Just over 11 years ago I registered the domain WorldTV.com. It was the last month of 1995, and YouTube and the citizen journalism phenomenom was just a twinkle in its video sharing mother’s eye.
I remember the evening well – I had just downloaded and installed version 1.0 of Real Audio (later to become Real Player) and using my dial-up modem, had tuned into a radio station from the other side of the Atlantic. It was the first time I ever experienced live streaming audio over the Internet and it caused me to have a bit of a eureka moment…
I figured the only thing preventing live video streaming was bandwidth and computer processing power, two things guaranteed to be solved by the biggest players in the industry.
A year and a half later in May 1997 I wrote…
For the first time in the history of broadcasting, a medium is developing that allows anyone to become a global broadcaster. This medium is the Internet. It is now possible to send real time video over the Internet. The Internet provides the means for distribution and a home computer provides the means for transmission. In many ways what we are seeing is the early days of television all over again. By the year 2000 anyone with a camcorder and home computer will be able to readily publish video on their own website. As time goes by the quality of this video will continually improve and talented videographers will begin to emerge from all corners of the earth.
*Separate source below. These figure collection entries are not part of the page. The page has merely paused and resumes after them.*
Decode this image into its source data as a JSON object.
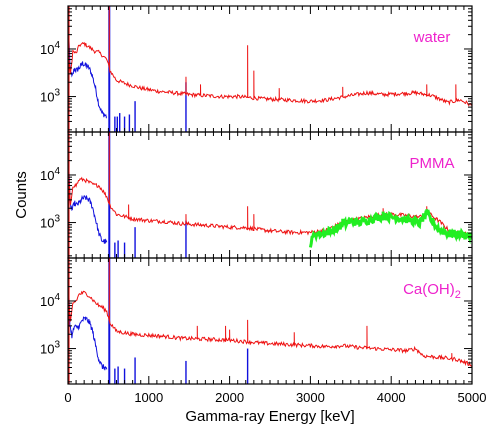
{
  "chart_data": {
    "type": "line",
    "xlabel": "Gamma-ray Energy [keV]",
    "ylabel": "Counts",
    "xlim": [
      0,
      5000
    ],
    "x_ticks": [
      "0",
      "1000",
      "2000",
      "3000",
      "4000",
      "5000"
    ],
    "y_scale": "log",
    "y_tick_labels": [
      {
        "base": "10",
        "exp": "4"
      },
      {
        "base": "10",
        "exp": "3"
      }
    ],
    "label_color": "#ee22cc",
    "colors": {
      "red": "#ee1111",
      "blue": "#1111dd",
      "green": "#22ee22"
    },
    "panels": [
      {
        "label": {
          "main": "water",
          "sub": "",
          "tail": ""
        },
        "red": [
          [
            0,
            12000
          ],
          [
            30,
            2800
          ],
          [
            60,
            9000
          ],
          [
            100,
            8000
          ],
          [
            140,
            12000
          ],
          [
            200,
            13000
          ],
          [
            260,
            11000
          ],
          [
            330,
            9000
          ],
          [
            380,
            8500
          ],
          [
            420,
            7500
          ],
          [
            480,
            6000
          ],
          [
            520,
            3500
          ],
          [
            600,
            2200
          ],
          [
            700,
            1900
          ],
          [
            900,
            1500
          ],
          [
            1100,
            1300
          ],
          [
            1300,
            1200
          ],
          [
            1500,
            1100
          ],
          [
            1700,
            1050
          ],
          [
            1900,
            1000
          ],
          [
            2100,
            1000
          ],
          [
            2400,
            900
          ],
          [
            2700,
            850
          ],
          [
            3000,
            800
          ],
          [
            3200,
            850
          ],
          [
            3500,
            1050
          ],
          [
            3700,
            1200
          ],
          [
            3900,
            1100
          ],
          [
            4100,
            1150
          ],
          [
            4300,
            1200
          ],
          [
            4500,
            1050
          ],
          [
            4700,
            750
          ],
          [
            4850,
            850
          ],
          [
            5000,
            650
          ]
        ],
        "red_peaks": [
          [
            511,
            140000
          ],
          [
            1460,
            2600
          ],
          [
            1640,
            1800
          ],
          [
            2223,
            12000
          ],
          [
            2300,
            3500
          ],
          [
            2614,
            1500
          ],
          [
            3400,
            1600
          ],
          [
            4440,
            1800
          ],
          [
            4800,
            1800
          ]
        ],
        "blue": [
          [
            0,
            50000
          ],
          [
            25,
            4000
          ],
          [
            50,
            2500
          ],
          [
            80,
            4000
          ],
          [
            100,
            3500
          ],
          [
            140,
            4000
          ],
          [
            180,
            5000
          ],
          [
            220,
            4500
          ],
          [
            260,
            4000
          ],
          [
            300,
            2800
          ],
          [
            340,
            1500
          ],
          [
            380,
            700
          ],
          [
            420,
            450
          ],
          [
            480,
            380
          ]
        ],
        "blue_peaks": [
          [
            511,
            140000
          ],
          [
            580,
            380
          ],
          [
            610,
            380
          ],
          [
            640,
            450
          ],
          [
            700,
            380
          ],
          [
            760,
            420
          ],
          [
            830,
            800
          ],
          [
            1460,
            2000
          ]
        ],
        "green": []
      },
      {
        "label": {
          "main": "PMMA",
          "sub": "",
          "tail": ""
        },
        "red": [
          [
            0,
            20000
          ],
          [
            30,
            2200
          ],
          [
            60,
            6000
          ],
          [
            100,
            6000
          ],
          [
            140,
            8000
          ],
          [
            200,
            8000
          ],
          [
            260,
            7000
          ],
          [
            320,
            6200
          ],
          [
            380,
            6000
          ],
          [
            420,
            5000
          ],
          [
            480,
            3500
          ],
          [
            520,
            2300
          ],
          [
            600,
            1500
          ],
          [
            800,
            1200
          ],
          [
            1000,
            1100
          ],
          [
            1200,
            1050
          ],
          [
            1400,
            950
          ],
          [
            1600,
            900
          ],
          [
            1800,
            850
          ],
          [
            2000,
            800
          ],
          [
            2200,
            780
          ],
          [
            2400,
            700
          ],
          [
            2600,
            650
          ],
          [
            2800,
            620
          ],
          [
            3000,
            620
          ],
          [
            3200,
            700
          ],
          [
            3400,
            1000
          ],
          [
            3600,
            1200
          ],
          [
            3800,
            1400
          ],
          [
            4000,
            1500
          ],
          [
            4200,
            1400
          ],
          [
            4350,
            1300
          ],
          [
            4450,
            1700
          ],
          [
            4500,
            1400
          ],
          [
            4600,
            1050
          ],
          [
            4750,
            600
          ],
          [
            4900,
            620
          ],
          [
            5000,
            500
          ]
        ],
        "red_peaks": [
          [
            511,
            140000
          ],
          [
            750,
            2400
          ],
          [
            1460,
            1500
          ],
          [
            2223,
            2200
          ],
          [
            2300,
            1500
          ],
          [
            3900,
            2000
          ],
          [
            4440,
            2200
          ]
        ],
        "blue": [
          [
            0,
            50000
          ],
          [
            25,
            2600
          ],
          [
            50,
            1800
          ],
          [
            80,
            2600
          ],
          [
            100,
            2300
          ],
          [
            140,
            2600
          ],
          [
            180,
            3200
          ],
          [
            220,
            3300
          ],
          [
            260,
            3000
          ],
          [
            300,
            2200
          ],
          [
            340,
            1200
          ],
          [
            380,
            600
          ],
          [
            420,
            420
          ],
          [
            480,
            380
          ]
        ],
        "blue_peaks": [
          [
            511,
            140000
          ],
          [
            580,
            380
          ],
          [
            620,
            420
          ],
          [
            700,
            380
          ],
          [
            830,
            800
          ],
          [
            1460,
            1100
          ]
        ],
        "green": [
          [
            2990,
            600
          ],
          [
            3000,
            330
          ],
          [
            3050,
            600
          ],
          [
            3100,
            560
          ],
          [
            3200,
            620
          ],
          [
            3300,
            720
          ],
          [
            3400,
            900
          ],
          [
            3500,
            1050
          ],
          [
            3600,
            1000
          ],
          [
            3700,
            1100
          ],
          [
            3800,
            1250
          ],
          [
            3900,
            1350
          ],
          [
            4000,
            1300
          ],
          [
            4100,
            1250
          ],
          [
            4200,
            1150
          ],
          [
            4300,
            1050
          ],
          [
            4350,
            950
          ],
          [
            4400,
            1300
          ],
          [
            4450,
            1500
          ],
          [
            4500,
            1100
          ],
          [
            4550,
            850
          ],
          [
            4600,
            700
          ],
          [
            4700,
            600
          ],
          [
            4800,
            580
          ],
          [
            4900,
            560
          ],
          [
            5000,
            500
          ]
        ],
        "green_peaks": [
          [
            3400,
            1200
          ],
          [
            3900,
            1700
          ],
          [
            4440,
            1900
          ]
        ]
      },
      {
        "label": {
          "main": "Ca(OH)",
          "sub": "2",
          "tail": ""
        },
        "red": [
          [
            0,
            15000
          ],
          [
            30,
            3500
          ],
          [
            60,
            9000
          ],
          [
            100,
            10000
          ],
          [
            140,
            14000
          ],
          [
            200,
            15000
          ],
          [
            260,
            13000
          ],
          [
            320,
            10000
          ],
          [
            380,
            8000
          ],
          [
            420,
            7500
          ],
          [
            480,
            6000
          ],
          [
            520,
            3500
          ],
          [
            600,
            2300
          ],
          [
            800,
            2000
          ],
          [
            1000,
            1900
          ],
          [
            1200,
            1800
          ],
          [
            1400,
            1650
          ],
          [
            1600,
            1600
          ],
          [
            1800,
            1550
          ],
          [
            2000,
            1500
          ],
          [
            2200,
            1400
          ],
          [
            2400,
            1300
          ],
          [
            2600,
            1250
          ],
          [
            2800,
            1200
          ],
          [
            3000,
            1150
          ],
          [
            3200,
            1100
          ],
          [
            3400,
            1150
          ],
          [
            3600,
            1050
          ],
          [
            3800,
            1000
          ],
          [
            4000,
            950
          ],
          [
            4200,
            900
          ],
          [
            4300,
            1000
          ],
          [
            4400,
            700
          ],
          [
            4600,
            650
          ],
          [
            4800,
            600
          ],
          [
            5000,
            450
          ]
        ],
        "red_peaks": [
          [
            511,
            140000
          ],
          [
            1600,
            3000
          ],
          [
            1950,
            3000
          ],
          [
            2000,
            2500
          ],
          [
            2223,
            4000
          ],
          [
            2800,
            2200
          ],
          [
            3700,
            3000
          ],
          [
            4750,
            800
          ]
        ],
        "blue": [
          [
            0,
            50000
          ],
          [
            25,
            3000
          ],
          [
            50,
            1800
          ],
          [
            80,
            3000
          ],
          [
            100,
            2700
          ],
          [
            140,
            3000
          ],
          [
            180,
            4000
          ],
          [
            220,
            4200
          ],
          [
            260,
            3700
          ],
          [
            300,
            2500
          ],
          [
            340,
            1200
          ],
          [
            380,
            600
          ],
          [
            420,
            420
          ],
          [
            480,
            380
          ]
        ],
        "blue_peaks": [
          [
            511,
            140000
          ],
          [
            580,
            380
          ],
          [
            620,
            420
          ],
          [
            700,
            380
          ],
          [
            830,
            650
          ],
          [
            1460,
            550
          ],
          [
            2223,
            1000
          ]
        ],
        "green": []
      }
    ]
  }
}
WorldTV is an (incredibly) long time coming and no one more so than me will be happy for it to finally see the light of day. The business plan has changed a thousand times, its ideas, its proposition, its offering – but its core tenets and beliefs have always stayed the same. Ever since I ran a (pirate) radio station in London in my youth, I’ve always wanted to run a (pirate) TV station, and more so, open up professional style broadcasting to everyone. WorldTV will be the embodiment of that long standing desire, and it can’t come soon enough!
I’m heading off to a place this morning, to meet up with a group of guys who are going to help make WorldTV happen. I’ll be staying there for two weeks, and at the end of it hope to have some form of rough alpha version running. The plans are almost finalized, and I can’t wait to put them into action.
I will try to post some pictures and/or video of my trip – it should be an interesting one. With the congestion charge coming to my doorstep in London this morning, I can’t think of a better day to get the heck out of Dodge.